1930'larda, bir dizi kazanılmış hak sayesinde, dini ve diğer özgürlüklerle güçlü bir inşaat faaliyeti başlamış, bazilika tipinde yeni büyük ölçekli dini binalar inşa edilmiştir. 19. yüzyıl kilise mimarisi, ortaçağ kilise mimarisinin son aşaması olarak değerlendirilebilir. Müslüman dini binaların etkisi altında heybetli bazilikalar, katta galeriler ve komplekslerinde geniş verandalar inşa etdilmiştir. Bu, Makedon halkının yeniden doğduğu bir dönemmiş. Kiliselerin içi heybetli ahşap ikonostaz, zengin oyma, piskopos tahtları, amvon ve diğer kilise mobilyalarıyla süslenmiştir. İkonografi, freskleri bastıran oyma ile birlikte gelişmiştir. Kiliselerin yapımına ve dekorasyonuna usta gruplar katılmışlardır, inşaatçılar, oymacılar, ikon ressamları veya ressamlar. Bunlar arasında en önde gelenleri, Renzovci - Zografski soyundan inşaatçı Andrea Damyanov grupları, oymacılar arasında - Petre Filipoviç-Garkata grubu ve Makedonya'nın ilk canlandırıcıları arasında yer alan ikonograf Dimitrija Zograf-Diço.

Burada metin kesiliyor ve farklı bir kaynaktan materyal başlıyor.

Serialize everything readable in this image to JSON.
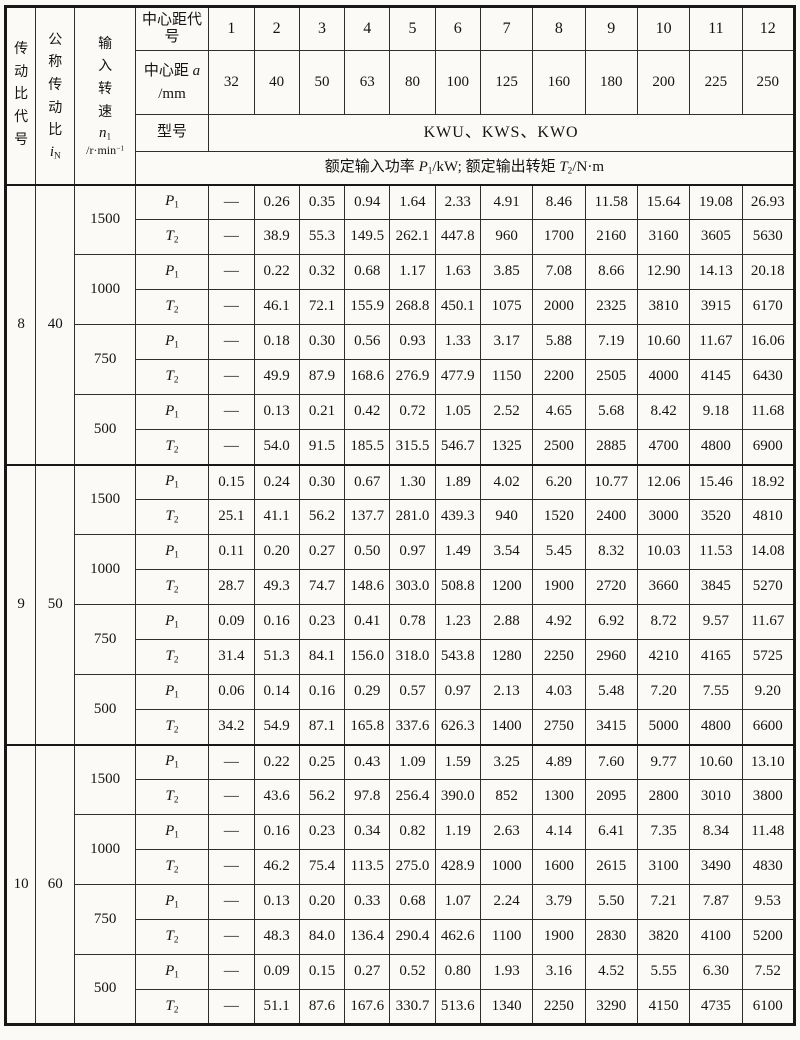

Üsküp'teki kiliselerin inşası ve yenilenmesi girişimleri Üsküp kilise belediyesinin girişim kurulundan geliyormuş. Tüm Hıristiyan nüfusu tapınakların inşasına ve yenilenmesine katılmıştır. Üsküp'te zengin tüccar Aci Trajko Doyçinovic göze çarpmıştır. 19. yüzyılın ortalarında Üsküp köylerine birkaç köy kilisesi ve manastır inşa edilmiştir. Başlatıcılar, köy kocabaşı liderliğindeki köy kilise liderleriymiş.